The department in charge of the state's parks will conduct a comprehensive, $500,000 study to see how parks and parkways can better accommodate bikes, its top official announced Thursday.
The Department of Conservation and Recreation's commissioner, Jack Murray, said the study comes as cycling has become a growing form of transportation and recreation.
"As an agency that serves the Commonwealth in both of those areas, it is critically important that we work with our partners to identify roadways within our system to improve the safety for both cyclists and drivers," he said in an announcement on the study.

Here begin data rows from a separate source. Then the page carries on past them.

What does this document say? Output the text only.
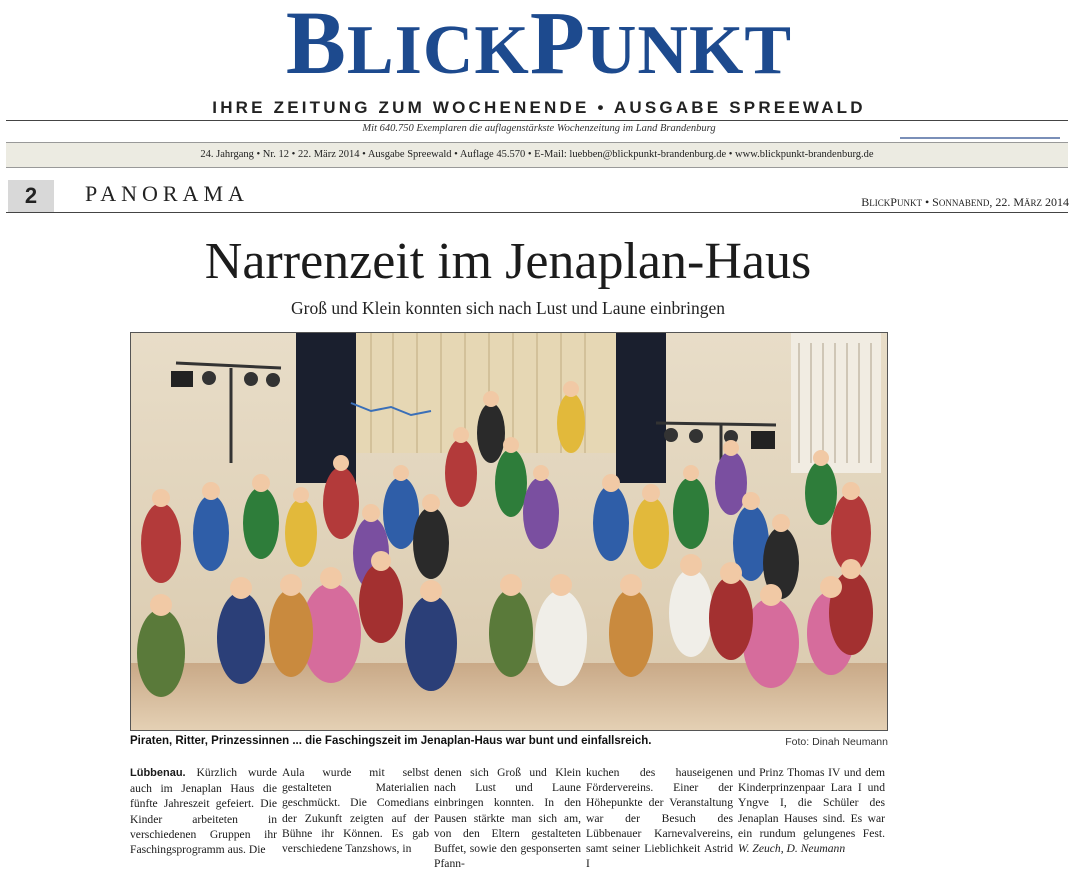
BLICKPUNKT
IHRE ZEITUNG ZUM WOCHENENDE • AUSGABE SPREEWALD
Mit 640.750 Exemplaren die auflagenstärkste Wochenzeitung im Land Brandenburg
24. Jahrgang • Nr. 12 • 22. März 2014 • Ausgabe Spreewald • Auflage 45.570 • E-Mail: luebben@blickpunkt-brandenburg.de • www.blickpunkt-brandenburg.de
2	PANORAMA	BLICKPUNKT • SONNABEND, 22. MÄRZ 2014
Narrenzeit im Jenaplan-Haus
Groß und Klein konnten sich nach Lust und Laune einbringen
Piraten, Ritter, Prinzessinnen ... die Faschingszeit im Jenaplan-Haus war bunt und einfallsreich.	Foto: Dinah Neumann
Lübbenau. Kürzlich wurde auch im Jenaplan Haus die fünfte Jahreszeit gefeiert. Die Kinder arbeiteten in verschiedenen Gruppen ihr Faschingsprogramm aus. Die
Aula wurde mit selbst gestalteten Materialien geschmückt. Die Comedians der Zukunft zeigten auf der Bühne ihr Können. Es gab verschiedene Tanzshows, in
denen sich Groß und Klein nach Lust und Laune einbringen konnten. In den Pausen stärkte man sich am, von den Eltern gestalteten Buffet, sowie den gesponserten Pfann-
kuchen des hauseigenen Fördervereins. Einer der Höhepunkte der Veranstaltung war der Besuch des Lübbenauer Karnevalvereins, samt seiner Lieblichkeit Astrid I
und Prinz Thomas IV und dem Kinderprinzenpaar Lara I und Yngve I, die Schüler des Jenaplan Hauses sind. Es war ein rundum gelungenes Fest. W. Zeuch, D. Neumann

It will look into updated traffic information and parkway conditions, particularly for areas that have bike traffic, according to state officials. They said they hope the information will result in ongoing maintenance work and capital improvement projects.

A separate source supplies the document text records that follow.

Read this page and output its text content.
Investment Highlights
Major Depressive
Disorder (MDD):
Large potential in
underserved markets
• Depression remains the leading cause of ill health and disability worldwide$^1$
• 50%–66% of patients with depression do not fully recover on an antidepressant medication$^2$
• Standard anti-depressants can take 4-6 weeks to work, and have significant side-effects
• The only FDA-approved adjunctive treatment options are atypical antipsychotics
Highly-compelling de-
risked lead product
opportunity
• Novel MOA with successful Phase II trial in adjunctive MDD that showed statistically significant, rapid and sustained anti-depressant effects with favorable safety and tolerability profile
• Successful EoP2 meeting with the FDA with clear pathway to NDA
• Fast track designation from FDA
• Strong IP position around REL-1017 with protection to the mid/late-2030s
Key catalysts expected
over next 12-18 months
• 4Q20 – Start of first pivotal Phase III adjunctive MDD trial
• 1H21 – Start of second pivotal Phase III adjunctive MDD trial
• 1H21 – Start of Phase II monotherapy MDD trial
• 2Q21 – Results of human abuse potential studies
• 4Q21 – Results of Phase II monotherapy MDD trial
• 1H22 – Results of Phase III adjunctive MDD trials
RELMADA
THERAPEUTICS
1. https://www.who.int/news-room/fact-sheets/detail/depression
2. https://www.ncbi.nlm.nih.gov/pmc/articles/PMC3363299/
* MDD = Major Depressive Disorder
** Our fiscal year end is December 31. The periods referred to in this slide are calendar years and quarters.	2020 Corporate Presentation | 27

The study comes as welcome news to bike advocates, who have been pushing the department to do a better job maintaining parkways regularly used by cyclists, including clearing them of snow.

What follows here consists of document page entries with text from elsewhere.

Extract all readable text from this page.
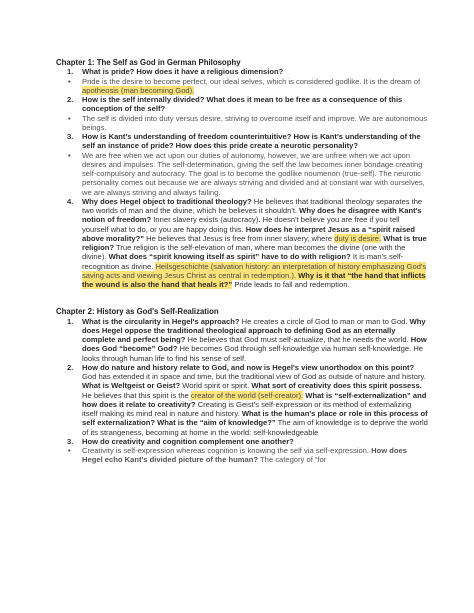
Chapter 1: The Self as God in German Philosophy
1. What is pride? How does it have a religious dimension?
• Pride is the desire to become perfect, our ideal selves, which is considered godlike. It is the dream of apotheosis (man becoming God).
2. How is the self internally divided? What does it mean to be free as a consequence of this conception of the self?
• The self is divided into duty versus desire, striving to overcome itself and improve. We are autonomous beings.
3. How is Kant's understanding of freedom counterintuitive? How is Kant's understanding of the self an instance of pride? How does this pride create a neurotic personality?
• We are free when we act upon our duties of autonomy, however, we are unfree when we act upon desires and impulses. The self-determination, giving the self the law becomes inner bondage creating self-compulsory and autocracy. The goal is to become the godlike noumenon (true-self). The neurotic personality comes out because we are always striving and divided and at constant war with ourselves, we are always striving and always failing.
4. Why does Hegel object to traditional theology? He believes that traditional theology separates the two worlds of man and the divine, which he believes it shouldn't. Why does he disagree with Kant's notion of freedom? Inner slavery exists (autocracy). He doesn't believe you are free if you tell yourself what to do, or you are happy doing this. How does he interpret Jesus as a “spirit raised above morality?” He believes that Jesus is free from inner slavery, where duty is desire. What is true religion? True religion is the self-elevation of man, where man becomes the divine (one with the divine). What does “spirit knowing itself as spirit” have to do with religion? It is man's self-recognition as divine. Heilsgeschichte (salvation history: an interpretation of history emphasizing God's saving acts and viewing Jesus Christ as central in redemption.). Why is it that “the hand that inflicts the wound is also the hand that heals it?” Pride leads to fall and redemption.
Chapter 2: History as God's Self-Realization
1. What is the circularity in Hegel's approach? He creates a circle of God to man or man to God. Why does Hegel oppose the traditional theological approach to defining God as an eternally complete and perfect being? He believes that God must self-actualize, that he needs the world. How does God “become” God? He becomes God through self-knowledge via human self-knowledge. He looks through human life to find his sense of self.
2. How do nature and history relate to God, and now is Hegel's view unorthodox on this point? God has extended it in space and time, but the traditional view of God as outside of nature and history. What is Weltgeist or Geist? World spirit or spirit. What sort of creativity does this spirit possess. He believes that this spirit is the creator of the world (self-creator). What is “self-externalization” and how does it relate to creativity? Creating is Geist's self-expression or its method of externalizing itself making its mind real in nature and history. What is the human's place or role in this process of self externalization? What is the “aim of knowledge?” The aim of knowledge is to deprive the world of its strangeness, becoming at home in the world: self-knowledgeable
3. How do creativity and cognition complement one another?
• Creativity is self-expression whereas cognition is knowing the self via self-expression. How does Hegel echo Kant's divided picture of the human? The category of “for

"They've been working with us diligently to really expand what DCR does with bikes," said Pete Stidman, director of the Boston Cyclists Union advocacy group. "It's a natural role for the parks agency."
The Department of Conservation and Recreation, which is a part of the Executive Office of Energy and Environmental Affairs, oversees 450,000 acres of parks, forests, beaches, bike trails, watersheds, dams and parkways.
The agency will have multiple partners on the study: The state Department of Transportation and local municipalities will help focus on off-road multiuse trail projects, such as the Neponset River Greenway, Greenough Boulevard in Cambridge and Watertown, and the Watertown Rail Trail.
The department will finalize the scope of the study in the next four to six weeks, with the completion timeline depending on the bids and the final contract.